David Hockney e a fotografia

O artista inglês David Hockney comemora seus 80 anos esse ano e vários museus pelo mundo estão celebrando sua vida e sua obra, incluindo o Pompidou em Paris que produziu uma retrospectiva com 160 obras, incluindo suas séries fotográficas.

Hockney sempre se interessou pela tecnologia da imagem, através da câmera fotográfica, celular, ipad e afins, ele experimenta inúmeros caminhos pelo universo visual que tanto o fascina. Como tema, ele se interessa pelo cotidiano e o simples – familiares, amantes, colecionadores, paisagens ao redor, objetos da casa – sem hesitar em homenagear, brincar e pegar emprestado estilos como o cubismo, o fauvismo, e elementos de artistas que ele admira como Matisse, Bacon, Picasso… Hockney desenvolve seu trabalho num estreito diálogo entre tecnologia, técnica, pintura e história da arte.

 

Eu acho que a fotografia também nos causou alguns danos. Nos fez ver tudo de uma maneira similarmente chata. Vivemos numa época em que um vasto número de imagens produzidas não se proclamam arte. Elas declaram algo muito mais dúbio. Elas se declaram reais.  – David Hockney

 

 

Nos anos 70, ele começa sua série fotográfica de colagem chamada joiners (marceneiros), primeiro usando impressões de polaroid e depois negativo 35 mm, chegando até impressões a cores comerciais. Usando várias impressões de fotos de diferentes ângulos e momentos de um único assunto, Hockney organiza uma colcha de retalhos para criar uma única imagem final. 

 

Se distanciando da perspectiva clássica induzida pelo olhar da câmera, Hockney experimenta com outras visões espaciais e temporais, dialogando com o movimento, com os diferentes pontos de vistas do cubismo e com a filosofia bergsoniana. A fotografia ganha uma dimensão mais alargada, se expande de tal forma que permite ao espectador uma percepção de uma realidade múltipla que nos é apresentada como resultante de diversos instantes. Cada pequena imagem que compõe o joiner surge um novo olhar, uma nova realidade.
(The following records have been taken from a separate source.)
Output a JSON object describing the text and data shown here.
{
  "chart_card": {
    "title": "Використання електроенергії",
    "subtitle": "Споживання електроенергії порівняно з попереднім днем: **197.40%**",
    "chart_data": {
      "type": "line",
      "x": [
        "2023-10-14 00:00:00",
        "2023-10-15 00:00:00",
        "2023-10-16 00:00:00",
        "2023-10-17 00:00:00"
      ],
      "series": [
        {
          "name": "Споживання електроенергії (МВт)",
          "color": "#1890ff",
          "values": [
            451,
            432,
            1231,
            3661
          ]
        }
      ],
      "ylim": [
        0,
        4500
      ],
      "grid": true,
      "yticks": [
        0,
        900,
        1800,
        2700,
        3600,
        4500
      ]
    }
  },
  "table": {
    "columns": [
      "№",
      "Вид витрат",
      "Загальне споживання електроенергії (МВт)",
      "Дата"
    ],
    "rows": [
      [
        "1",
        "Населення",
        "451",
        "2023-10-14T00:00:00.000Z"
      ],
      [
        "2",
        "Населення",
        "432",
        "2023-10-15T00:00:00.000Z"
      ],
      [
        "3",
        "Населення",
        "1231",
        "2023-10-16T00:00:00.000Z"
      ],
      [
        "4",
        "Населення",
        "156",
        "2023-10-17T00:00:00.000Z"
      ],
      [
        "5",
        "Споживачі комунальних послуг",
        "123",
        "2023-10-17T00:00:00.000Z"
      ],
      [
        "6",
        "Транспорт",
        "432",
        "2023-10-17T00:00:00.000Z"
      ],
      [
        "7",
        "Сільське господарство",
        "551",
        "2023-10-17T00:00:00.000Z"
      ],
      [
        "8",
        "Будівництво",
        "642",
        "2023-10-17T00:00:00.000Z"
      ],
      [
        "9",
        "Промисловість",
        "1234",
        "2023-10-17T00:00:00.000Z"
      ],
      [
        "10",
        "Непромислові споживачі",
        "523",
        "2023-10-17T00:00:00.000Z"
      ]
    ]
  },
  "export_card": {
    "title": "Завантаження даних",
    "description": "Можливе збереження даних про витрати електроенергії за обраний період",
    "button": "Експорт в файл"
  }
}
Como dizia o filósofo francês Henry Bergson, nós não apreendemos a vida de maneira sucessiva e instantânea, mas ao contrário, em fluxo contínuo.  Com suas inúmeras imagens que compõe uma imagem única, Hockney torna o tempo visível, ou seja, ele mostra ao espectador as mudanças, o fluxo do tempo. Ele nos tira da sucessão de instantes cortados, para com a profusão deles, nos colocar dentro de diferentes momentos de espaço e tempo. Nossa percepção clássica do espaço exterior é quebrada e o movimento de seus joiners nos envolve com o movimento dos elementos em cena, incluindo tempo e espaço. 

 

E aqui estamos dialogando com a fotografia e não com o cinema, pois o referente se coloca diante da câmera, sem atravessa-la. E em cada imagem, nossa visão é forçada a perceber cada detalhe, num movimento de acumulação contínua da totalidade do tempo, desvendando o que Bergson chamava de duração.

 

 

*a exposição David Hockney – une retrospective fica em cartaz no Centre Pompidou em Paris até dia 23 de outubro de 2017.